Rondae Hollis-Jefferson just gave back to the woman who gave him everything.
The Brooklyn Nets rookie celebrated his mother's birthday on Friday by pulling out his checkbook for the biggest gift imaginable: A new house. In an entry for The New York Post, Hollis-Jefferson recounted Friday night's life-changing surprise party for his mother, Rylanda Hollis.
She said it was her best birthday ever. That’s huge for me and my brother, and my uncle, who is like a brother to us. … That’s big in our eyes, to be able to do that. Being able to change your mom’s life, to be able to put her in a comfortable situation. … It makes that feeling in your heart go to ease.
Instead of worrying about where your mom is going, what she’s doing, it puts you at ease knowing she has a place of her own, and that she has somewhere to lay her head at night. It’s pretty special.

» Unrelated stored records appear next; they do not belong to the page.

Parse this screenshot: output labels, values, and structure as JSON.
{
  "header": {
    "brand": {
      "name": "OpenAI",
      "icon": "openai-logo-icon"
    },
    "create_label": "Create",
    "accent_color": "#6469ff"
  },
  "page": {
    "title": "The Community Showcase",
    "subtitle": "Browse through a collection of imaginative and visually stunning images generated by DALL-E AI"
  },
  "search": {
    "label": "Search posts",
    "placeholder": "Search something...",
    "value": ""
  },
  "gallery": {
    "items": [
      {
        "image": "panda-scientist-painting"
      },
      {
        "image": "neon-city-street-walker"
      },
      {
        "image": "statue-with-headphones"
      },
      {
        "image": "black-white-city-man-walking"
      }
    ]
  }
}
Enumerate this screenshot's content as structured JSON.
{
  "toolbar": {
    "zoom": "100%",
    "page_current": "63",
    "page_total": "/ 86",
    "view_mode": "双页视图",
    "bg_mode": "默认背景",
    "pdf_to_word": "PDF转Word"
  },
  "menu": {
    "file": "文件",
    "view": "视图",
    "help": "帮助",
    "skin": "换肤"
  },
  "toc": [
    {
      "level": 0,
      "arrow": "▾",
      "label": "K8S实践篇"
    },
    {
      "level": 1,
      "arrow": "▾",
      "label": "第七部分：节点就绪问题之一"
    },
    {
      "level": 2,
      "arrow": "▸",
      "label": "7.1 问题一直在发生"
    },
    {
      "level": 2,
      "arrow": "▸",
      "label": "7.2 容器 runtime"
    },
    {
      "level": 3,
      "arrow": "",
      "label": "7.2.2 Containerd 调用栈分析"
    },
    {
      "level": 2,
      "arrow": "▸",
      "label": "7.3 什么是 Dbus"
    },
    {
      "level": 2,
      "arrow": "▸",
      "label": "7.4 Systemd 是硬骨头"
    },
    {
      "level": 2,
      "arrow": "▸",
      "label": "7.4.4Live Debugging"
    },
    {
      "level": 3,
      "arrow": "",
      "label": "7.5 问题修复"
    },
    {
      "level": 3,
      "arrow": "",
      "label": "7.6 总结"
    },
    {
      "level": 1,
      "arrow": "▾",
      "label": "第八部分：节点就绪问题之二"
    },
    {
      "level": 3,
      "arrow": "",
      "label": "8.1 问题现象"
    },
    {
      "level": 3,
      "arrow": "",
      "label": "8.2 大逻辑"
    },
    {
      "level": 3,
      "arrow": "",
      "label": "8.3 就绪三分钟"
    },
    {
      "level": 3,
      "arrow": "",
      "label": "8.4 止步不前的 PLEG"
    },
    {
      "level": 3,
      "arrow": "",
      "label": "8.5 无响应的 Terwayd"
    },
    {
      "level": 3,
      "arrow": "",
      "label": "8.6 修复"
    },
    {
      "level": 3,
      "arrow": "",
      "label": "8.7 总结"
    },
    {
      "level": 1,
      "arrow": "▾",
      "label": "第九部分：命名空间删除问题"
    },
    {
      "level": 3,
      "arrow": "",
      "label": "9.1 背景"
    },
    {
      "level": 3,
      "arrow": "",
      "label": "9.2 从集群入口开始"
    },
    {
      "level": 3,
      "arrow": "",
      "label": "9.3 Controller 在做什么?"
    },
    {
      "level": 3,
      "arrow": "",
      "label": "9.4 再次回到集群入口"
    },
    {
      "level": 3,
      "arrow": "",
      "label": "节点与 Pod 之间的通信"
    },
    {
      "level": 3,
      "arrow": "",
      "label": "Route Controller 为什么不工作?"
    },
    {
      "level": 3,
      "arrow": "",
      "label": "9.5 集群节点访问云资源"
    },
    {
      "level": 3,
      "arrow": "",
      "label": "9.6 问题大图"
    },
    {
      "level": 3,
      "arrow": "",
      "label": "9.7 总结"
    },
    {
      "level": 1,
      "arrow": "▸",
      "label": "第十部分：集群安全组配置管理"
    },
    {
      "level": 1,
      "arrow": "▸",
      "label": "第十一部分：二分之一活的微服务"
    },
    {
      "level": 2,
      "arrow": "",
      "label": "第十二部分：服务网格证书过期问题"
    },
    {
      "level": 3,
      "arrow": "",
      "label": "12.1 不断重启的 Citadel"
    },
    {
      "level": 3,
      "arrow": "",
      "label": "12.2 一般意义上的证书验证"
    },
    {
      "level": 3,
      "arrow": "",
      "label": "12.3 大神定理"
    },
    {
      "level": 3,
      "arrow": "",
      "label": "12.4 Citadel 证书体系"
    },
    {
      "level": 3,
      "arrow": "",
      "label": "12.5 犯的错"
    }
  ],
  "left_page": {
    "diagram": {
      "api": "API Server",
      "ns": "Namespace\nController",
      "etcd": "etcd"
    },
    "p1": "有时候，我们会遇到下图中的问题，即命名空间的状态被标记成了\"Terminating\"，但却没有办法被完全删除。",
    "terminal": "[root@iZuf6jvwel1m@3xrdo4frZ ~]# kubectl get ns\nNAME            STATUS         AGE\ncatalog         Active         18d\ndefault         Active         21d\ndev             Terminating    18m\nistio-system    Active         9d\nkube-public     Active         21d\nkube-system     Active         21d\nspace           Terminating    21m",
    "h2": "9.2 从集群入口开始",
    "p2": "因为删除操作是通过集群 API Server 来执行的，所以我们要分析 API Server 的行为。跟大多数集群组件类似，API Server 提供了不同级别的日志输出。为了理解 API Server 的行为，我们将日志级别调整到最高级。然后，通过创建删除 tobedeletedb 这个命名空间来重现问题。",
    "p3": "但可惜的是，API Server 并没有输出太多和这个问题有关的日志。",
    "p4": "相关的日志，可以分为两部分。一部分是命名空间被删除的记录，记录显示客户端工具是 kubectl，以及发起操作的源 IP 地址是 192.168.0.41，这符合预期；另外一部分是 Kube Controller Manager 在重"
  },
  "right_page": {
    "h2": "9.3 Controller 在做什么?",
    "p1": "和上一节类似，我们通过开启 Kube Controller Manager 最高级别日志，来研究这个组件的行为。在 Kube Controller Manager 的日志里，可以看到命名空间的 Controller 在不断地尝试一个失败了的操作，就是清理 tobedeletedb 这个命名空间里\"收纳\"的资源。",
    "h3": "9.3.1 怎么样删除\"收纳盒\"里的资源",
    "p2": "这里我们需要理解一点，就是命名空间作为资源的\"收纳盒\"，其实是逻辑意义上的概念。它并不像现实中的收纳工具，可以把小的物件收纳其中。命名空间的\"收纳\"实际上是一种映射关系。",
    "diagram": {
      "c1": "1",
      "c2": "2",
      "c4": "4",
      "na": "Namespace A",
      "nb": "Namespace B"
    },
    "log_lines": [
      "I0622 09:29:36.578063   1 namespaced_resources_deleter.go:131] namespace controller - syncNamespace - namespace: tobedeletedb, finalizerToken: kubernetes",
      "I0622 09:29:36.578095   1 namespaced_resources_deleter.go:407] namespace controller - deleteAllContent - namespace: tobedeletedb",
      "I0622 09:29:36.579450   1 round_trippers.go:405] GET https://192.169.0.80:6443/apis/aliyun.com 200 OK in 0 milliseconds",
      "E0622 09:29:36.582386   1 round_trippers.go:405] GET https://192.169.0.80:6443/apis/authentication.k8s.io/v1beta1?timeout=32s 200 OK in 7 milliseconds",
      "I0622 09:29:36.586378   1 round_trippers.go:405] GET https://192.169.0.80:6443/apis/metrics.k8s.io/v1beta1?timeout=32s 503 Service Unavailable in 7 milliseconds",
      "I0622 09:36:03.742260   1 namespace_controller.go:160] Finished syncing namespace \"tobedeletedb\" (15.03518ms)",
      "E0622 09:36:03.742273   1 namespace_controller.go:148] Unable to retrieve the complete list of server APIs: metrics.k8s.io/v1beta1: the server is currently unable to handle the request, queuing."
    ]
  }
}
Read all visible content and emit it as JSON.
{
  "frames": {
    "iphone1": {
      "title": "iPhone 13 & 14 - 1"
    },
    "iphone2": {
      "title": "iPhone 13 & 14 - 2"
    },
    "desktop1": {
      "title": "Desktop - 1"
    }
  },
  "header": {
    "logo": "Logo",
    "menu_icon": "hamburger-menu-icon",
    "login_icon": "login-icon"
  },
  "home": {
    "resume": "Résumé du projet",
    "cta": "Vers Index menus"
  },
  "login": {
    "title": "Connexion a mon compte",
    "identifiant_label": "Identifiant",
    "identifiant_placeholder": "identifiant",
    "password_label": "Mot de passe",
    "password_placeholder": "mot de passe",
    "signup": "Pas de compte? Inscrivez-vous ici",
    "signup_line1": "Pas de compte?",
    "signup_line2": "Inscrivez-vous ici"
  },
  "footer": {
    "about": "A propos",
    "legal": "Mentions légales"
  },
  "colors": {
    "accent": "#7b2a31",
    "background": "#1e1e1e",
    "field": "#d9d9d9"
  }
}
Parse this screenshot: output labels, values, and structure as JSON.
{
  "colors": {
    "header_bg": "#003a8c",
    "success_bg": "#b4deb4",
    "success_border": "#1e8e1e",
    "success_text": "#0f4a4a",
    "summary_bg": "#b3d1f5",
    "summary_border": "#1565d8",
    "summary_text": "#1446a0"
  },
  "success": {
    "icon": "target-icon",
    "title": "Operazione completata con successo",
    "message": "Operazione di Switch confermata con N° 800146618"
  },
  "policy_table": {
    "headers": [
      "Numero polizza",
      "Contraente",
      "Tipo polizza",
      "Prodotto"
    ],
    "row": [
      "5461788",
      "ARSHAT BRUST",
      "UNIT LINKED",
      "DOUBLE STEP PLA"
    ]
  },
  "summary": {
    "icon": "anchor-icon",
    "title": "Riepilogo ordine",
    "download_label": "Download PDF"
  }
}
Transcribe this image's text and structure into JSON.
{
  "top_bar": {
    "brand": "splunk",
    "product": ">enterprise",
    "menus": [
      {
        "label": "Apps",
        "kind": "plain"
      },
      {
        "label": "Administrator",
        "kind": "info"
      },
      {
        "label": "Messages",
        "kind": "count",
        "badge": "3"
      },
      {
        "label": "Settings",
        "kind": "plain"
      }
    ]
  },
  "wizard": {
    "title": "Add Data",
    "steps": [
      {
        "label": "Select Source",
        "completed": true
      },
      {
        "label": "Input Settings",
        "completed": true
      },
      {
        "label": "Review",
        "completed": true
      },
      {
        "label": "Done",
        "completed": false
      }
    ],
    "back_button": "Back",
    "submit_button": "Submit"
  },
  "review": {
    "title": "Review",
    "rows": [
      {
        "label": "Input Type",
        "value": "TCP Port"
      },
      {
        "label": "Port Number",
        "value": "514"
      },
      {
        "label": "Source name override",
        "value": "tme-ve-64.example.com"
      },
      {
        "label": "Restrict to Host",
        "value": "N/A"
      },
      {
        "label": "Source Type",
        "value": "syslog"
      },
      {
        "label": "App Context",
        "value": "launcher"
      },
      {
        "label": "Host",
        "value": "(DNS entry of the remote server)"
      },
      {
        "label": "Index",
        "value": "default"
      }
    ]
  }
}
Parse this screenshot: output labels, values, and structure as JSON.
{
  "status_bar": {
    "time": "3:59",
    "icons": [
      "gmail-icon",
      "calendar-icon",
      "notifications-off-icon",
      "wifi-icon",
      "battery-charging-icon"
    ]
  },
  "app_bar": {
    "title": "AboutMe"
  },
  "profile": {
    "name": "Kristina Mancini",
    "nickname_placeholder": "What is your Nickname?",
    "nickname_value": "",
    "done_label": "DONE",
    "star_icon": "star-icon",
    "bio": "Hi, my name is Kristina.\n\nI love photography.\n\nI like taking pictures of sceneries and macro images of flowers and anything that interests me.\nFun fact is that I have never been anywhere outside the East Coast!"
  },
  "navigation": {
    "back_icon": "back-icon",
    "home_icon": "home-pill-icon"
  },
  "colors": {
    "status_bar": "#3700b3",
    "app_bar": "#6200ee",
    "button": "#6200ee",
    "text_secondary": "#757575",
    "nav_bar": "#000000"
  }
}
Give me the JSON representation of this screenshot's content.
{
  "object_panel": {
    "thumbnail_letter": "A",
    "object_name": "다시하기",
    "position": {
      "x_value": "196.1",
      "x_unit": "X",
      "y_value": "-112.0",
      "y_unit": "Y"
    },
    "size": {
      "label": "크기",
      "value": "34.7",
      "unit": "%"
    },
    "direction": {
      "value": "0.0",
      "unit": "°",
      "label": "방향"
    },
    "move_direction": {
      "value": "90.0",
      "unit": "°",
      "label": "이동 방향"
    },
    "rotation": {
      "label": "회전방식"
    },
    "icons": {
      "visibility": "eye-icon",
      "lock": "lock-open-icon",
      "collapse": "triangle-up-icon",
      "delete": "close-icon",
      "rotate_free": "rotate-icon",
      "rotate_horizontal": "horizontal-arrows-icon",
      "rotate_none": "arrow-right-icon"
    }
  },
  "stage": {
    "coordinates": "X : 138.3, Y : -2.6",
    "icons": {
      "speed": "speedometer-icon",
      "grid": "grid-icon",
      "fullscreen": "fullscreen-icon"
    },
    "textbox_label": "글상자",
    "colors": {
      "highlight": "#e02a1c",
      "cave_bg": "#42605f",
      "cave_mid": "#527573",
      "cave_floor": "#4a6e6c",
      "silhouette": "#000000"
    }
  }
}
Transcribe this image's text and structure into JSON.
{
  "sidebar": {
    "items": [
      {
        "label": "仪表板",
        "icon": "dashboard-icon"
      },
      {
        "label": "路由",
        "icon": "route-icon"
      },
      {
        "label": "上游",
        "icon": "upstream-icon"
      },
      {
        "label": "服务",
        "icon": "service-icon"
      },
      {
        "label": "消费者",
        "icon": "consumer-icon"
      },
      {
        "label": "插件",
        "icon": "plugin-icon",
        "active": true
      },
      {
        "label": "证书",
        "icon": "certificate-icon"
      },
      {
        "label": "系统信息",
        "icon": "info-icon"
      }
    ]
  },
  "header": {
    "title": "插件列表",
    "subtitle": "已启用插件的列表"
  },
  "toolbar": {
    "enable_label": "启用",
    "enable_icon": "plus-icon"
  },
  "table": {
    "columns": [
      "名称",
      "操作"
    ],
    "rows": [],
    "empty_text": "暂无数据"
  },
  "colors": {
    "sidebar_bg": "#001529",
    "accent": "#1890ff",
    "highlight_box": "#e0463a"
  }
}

Accompanied by a videographer, Hollis-Jefferson surprised his mom -- who showed up to the house not knowing that she owned it or that there was a party going on inside -- right at the door for the reveal.
SO MANY FEELINGS.
For Hollis-Jefferson, that memory is worth putting himself in a less-than-glamorous living situation. Armed with a new multi-million dollar contract, Hollis-Jefferson is equipped to experience the high-rolling NBA lifestyle, but instead, he seems to be staying as grounded as possible.
In September, he complained about the rip-off that is the New York City real estate market to The Wall Street Journal, revealing that he's chosen to lock-down a rental with his brother, NBA D-Leaguer Rahlir Hollis-Jefferson and a friend in Northern New Jersey. Having traversed the tri-state real estate market once before, Hollis-Jefferson probably got a sick deal on his mom's home -- a far cry from the run-down but still insanely expensive apartments you can score in Brooklyn.
On a $1.33 million salary this season, he could easily afford any number of luxury apartments and homes in Manhattan or Brooklyn, but those extravagant comforts are secondary to Hollis-Jefferson. A sensible rental in New Jersey and a real home for mom will do for now.